Here are a few highlights:
Borough Market is the definition of a food lovers' dream. Part farmers' market, part artisan food fair, the market buzzed with a bazaar like energy. As soon as we arrived, we immediately found ourselves among other excited patrons-- some were lounged along the lawn or nearby stoops, some were sampling meats, cheeses, and jams, and many were using the market as their Saturday hangout. We melded right in, buying jams to take home, sampling chutneys and cookies, and eating delicious pies, courtesy of Pie Minister.
Borough Market is located in a maze of streets and buildings, under the railway, near the London Bridge and beside Southwark Cathedral. Stand alone restaurants and shops surround the market, including Maria's Market Cafe and Roast, both of which use ingredients straight from the market. Just down the street from the main market building stands Neal's Yard Dairy, which is perhaps the most glorious cheese store I've ever seen, with samples at the front of the store and rows and rows of cheese wheels. Inside there was even a map of England with illustrations of each farm from which they source their cheese.
Unless you're going with a shopping list, the best way to explore Borough Market is by wandering and sampling. Bakeries, jams, meat, fish, fruits and vegetables--they're all there in multitude. If we had more time, I would have enjoyed going earlier for coffee at Monmouth Coffee Co., wandering the market for lunch, and then staying after for dessert either from a trader or a neighboring restaurant.
Our hotel was a 5 minutes walk from Spitalfields Market. An expertly re-done complex, the market forms a rectangular shape. Restaurants like Canteen and Wagamama and home goods and antique stores line the perimeter. On Sunday, Spitalfields' open interior space transforms into an arts, crafts, and food market. (Fun fact: apparently, there has been a market on the site since 1638). Though the majority of the market is dedicated to crafts and jewelry, one side of the the market had food stalls aplenty, with amazing looking baked goods, Indian food, salads, and sandwiches.
We were in London for a mere three days, but became total creatures of habit, eating at Canteen twice and Albion twice. Albion is located in the Shoreditch neighborhood of London, a neighborhood that completely reminded us of parts of Brooklyn. Albion's vision is similar to the market/restaurants that are beginning to pop up around Manhattan and Brooklyn (like The General Greene and Northern Spy, etc).

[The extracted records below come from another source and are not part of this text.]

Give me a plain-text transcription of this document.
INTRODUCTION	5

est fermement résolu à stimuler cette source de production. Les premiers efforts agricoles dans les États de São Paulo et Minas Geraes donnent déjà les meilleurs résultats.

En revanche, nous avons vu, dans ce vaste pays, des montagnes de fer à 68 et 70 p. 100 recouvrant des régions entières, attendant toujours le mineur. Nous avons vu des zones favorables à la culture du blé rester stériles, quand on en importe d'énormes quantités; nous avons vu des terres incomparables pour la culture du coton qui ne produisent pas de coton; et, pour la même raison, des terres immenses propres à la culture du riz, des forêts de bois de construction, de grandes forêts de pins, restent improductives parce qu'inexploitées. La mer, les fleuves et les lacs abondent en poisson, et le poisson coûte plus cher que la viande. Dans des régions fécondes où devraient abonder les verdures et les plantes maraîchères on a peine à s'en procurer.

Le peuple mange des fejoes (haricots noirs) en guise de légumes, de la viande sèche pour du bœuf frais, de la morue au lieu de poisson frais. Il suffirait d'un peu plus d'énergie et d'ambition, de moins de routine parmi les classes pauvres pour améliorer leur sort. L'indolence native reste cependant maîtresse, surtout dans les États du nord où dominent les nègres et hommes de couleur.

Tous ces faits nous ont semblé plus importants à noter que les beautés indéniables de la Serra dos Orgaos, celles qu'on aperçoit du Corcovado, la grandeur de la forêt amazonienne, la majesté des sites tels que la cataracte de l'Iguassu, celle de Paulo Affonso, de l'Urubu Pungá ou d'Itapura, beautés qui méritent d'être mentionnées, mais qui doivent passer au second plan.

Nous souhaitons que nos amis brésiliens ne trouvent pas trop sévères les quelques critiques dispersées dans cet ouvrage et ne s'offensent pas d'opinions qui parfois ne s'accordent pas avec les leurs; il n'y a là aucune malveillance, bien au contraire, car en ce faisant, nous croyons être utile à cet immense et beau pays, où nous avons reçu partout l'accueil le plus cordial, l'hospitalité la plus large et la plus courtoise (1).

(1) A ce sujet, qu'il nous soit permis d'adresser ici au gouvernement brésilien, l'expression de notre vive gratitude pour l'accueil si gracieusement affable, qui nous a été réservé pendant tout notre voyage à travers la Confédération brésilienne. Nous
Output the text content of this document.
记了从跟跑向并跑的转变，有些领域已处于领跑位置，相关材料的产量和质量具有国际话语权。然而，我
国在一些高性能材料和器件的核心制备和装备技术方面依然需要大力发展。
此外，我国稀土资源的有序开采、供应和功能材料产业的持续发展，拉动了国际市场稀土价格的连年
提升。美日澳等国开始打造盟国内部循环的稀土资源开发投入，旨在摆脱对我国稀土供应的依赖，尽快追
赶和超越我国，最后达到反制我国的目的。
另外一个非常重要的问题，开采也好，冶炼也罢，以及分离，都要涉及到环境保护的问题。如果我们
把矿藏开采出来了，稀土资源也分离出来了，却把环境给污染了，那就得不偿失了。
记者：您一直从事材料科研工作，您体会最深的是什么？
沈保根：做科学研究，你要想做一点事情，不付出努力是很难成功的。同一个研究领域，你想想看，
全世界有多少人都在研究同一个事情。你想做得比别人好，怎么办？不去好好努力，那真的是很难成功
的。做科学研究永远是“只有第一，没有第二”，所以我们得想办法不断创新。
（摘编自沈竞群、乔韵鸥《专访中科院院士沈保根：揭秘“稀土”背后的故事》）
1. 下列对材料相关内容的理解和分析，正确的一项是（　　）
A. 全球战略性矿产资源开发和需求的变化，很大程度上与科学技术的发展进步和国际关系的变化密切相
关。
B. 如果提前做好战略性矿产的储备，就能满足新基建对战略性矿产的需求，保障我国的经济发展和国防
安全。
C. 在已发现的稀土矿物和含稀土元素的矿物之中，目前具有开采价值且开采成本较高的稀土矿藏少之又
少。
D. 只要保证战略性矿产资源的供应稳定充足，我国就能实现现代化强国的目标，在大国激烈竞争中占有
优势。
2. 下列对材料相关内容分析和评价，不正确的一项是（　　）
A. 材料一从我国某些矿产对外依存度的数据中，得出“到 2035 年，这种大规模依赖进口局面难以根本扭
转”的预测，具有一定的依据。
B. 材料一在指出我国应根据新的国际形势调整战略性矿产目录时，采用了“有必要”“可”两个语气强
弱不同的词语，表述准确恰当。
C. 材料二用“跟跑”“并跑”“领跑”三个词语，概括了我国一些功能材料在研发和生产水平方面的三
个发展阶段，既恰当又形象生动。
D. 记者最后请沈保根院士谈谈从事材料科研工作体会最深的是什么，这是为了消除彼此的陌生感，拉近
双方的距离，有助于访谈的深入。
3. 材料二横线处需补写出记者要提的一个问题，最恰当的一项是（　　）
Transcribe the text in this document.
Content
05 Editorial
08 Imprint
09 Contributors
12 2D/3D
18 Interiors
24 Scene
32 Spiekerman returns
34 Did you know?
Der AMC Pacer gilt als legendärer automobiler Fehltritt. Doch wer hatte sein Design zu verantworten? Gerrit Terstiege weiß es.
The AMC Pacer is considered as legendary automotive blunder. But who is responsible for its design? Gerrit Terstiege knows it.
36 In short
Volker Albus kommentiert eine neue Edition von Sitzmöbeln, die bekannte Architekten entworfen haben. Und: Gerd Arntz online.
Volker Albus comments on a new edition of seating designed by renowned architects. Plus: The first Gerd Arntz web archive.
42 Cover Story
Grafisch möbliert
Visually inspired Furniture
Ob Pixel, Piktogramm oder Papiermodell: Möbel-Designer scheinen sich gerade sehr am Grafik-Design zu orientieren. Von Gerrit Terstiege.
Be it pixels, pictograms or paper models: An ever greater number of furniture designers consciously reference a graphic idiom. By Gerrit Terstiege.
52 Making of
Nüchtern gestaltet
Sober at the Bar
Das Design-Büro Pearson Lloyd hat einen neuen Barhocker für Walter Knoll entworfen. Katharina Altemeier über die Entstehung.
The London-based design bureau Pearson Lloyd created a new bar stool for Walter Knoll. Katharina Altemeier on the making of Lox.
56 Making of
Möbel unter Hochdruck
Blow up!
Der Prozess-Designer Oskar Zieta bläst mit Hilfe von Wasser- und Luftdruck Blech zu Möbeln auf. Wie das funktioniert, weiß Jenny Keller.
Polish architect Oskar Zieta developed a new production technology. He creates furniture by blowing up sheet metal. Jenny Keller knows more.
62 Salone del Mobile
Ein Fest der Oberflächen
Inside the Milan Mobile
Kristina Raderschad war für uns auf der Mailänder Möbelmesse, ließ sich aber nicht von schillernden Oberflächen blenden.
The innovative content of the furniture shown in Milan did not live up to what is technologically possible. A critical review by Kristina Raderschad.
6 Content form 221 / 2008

When you walk in, you're faced with shelves of jams, teas, and other non-perishables. Fresh baguettes pop out of the bins. Rounding the corner leads you to the perishable section, including a dessert table that had everyone in line salivating. At Albion you either pick up your groceries (or a treat) or choose to wait in line and dine at their restaurant. The restaurant serves local, seasonal British fare, with all of their baked goods made in house (including perhaps the best bread I've eaten...ever). The interior space is sleek, minimalist, and earthy.